The intersection with San Vicente Street marks the southern end of the historical downtown zone and the entrance to a zone of low-density commercial zone with old warehouses, the former Teatro San José, the intersection with Nenadich Street next to Centro Gubernamental and the entrances to Buena Vista and Colombia sectors, the Asilo de Ancianos, the Municipal Sport and Recreation Department (Matadero Municipal) and the Old Municipal Cemetery.

Just at this cemetery is the junction with Hiram David Cabassa Street, where the Ramón Emeterio Betances Street climb a hill where is the Belmonte urbanization, the Funeraria Martell, Cementerio Vivaldi and the junction with PR-348 road (the entrance to Cuesta de las Piedras Housing Project). Next is placed the entrance to Río Cristal clusters, and forward are placed the Escuela Superior José De Diego (now a closed high school building) and the Pontifical Catholic University of Puerto Rico at Mayagüez.

After the PUCPR are the entrance to some residential zones, the Channel 3 studios, the former Escuela Libre de Música Ernesto Ramos Antonini building, the Jardines de Mayagüez Housing Project and after crossing a creek, the Barriada Nadal community at Calle Carolina (now named 65th Infantry Regiment Street).

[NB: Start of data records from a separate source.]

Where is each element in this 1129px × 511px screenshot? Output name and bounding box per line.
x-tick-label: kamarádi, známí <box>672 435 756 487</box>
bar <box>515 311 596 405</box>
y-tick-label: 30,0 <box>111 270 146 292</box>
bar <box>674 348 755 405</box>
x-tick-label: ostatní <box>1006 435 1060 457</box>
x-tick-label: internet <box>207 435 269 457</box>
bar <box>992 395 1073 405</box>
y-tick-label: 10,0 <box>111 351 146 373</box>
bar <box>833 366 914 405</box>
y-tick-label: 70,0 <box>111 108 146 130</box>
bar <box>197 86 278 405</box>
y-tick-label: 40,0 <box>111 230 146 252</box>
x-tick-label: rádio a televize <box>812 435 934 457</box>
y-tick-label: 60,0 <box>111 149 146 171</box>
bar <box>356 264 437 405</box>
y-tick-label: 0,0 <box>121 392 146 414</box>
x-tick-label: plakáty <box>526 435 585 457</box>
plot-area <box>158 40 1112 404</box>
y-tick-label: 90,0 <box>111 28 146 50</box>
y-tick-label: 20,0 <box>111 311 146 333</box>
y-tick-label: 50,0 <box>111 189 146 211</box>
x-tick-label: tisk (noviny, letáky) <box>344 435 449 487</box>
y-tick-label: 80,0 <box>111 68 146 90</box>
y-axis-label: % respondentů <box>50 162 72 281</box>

The final section of the Ramón Emeterio Betances Street is through the Poblado Sábalos, reaching this street its finish in a junction with Avenida Corazones (now named Ramón Arbona Avenue) in Sábalos ward. Near here is the southern hub of PR-2 where are placed nearby the DTOP/CESCO regional offices, the Police of Puerto Rico regional headquarters (Comandancia de la Policia Estatal - Área de Mayagüez), the new municipal cemetery and a shopping center.

This street was named by disposition of the Municipal Legislative as a homage to the independence advocate and abolitionist leader Dr. Ramón Emeterio Betances.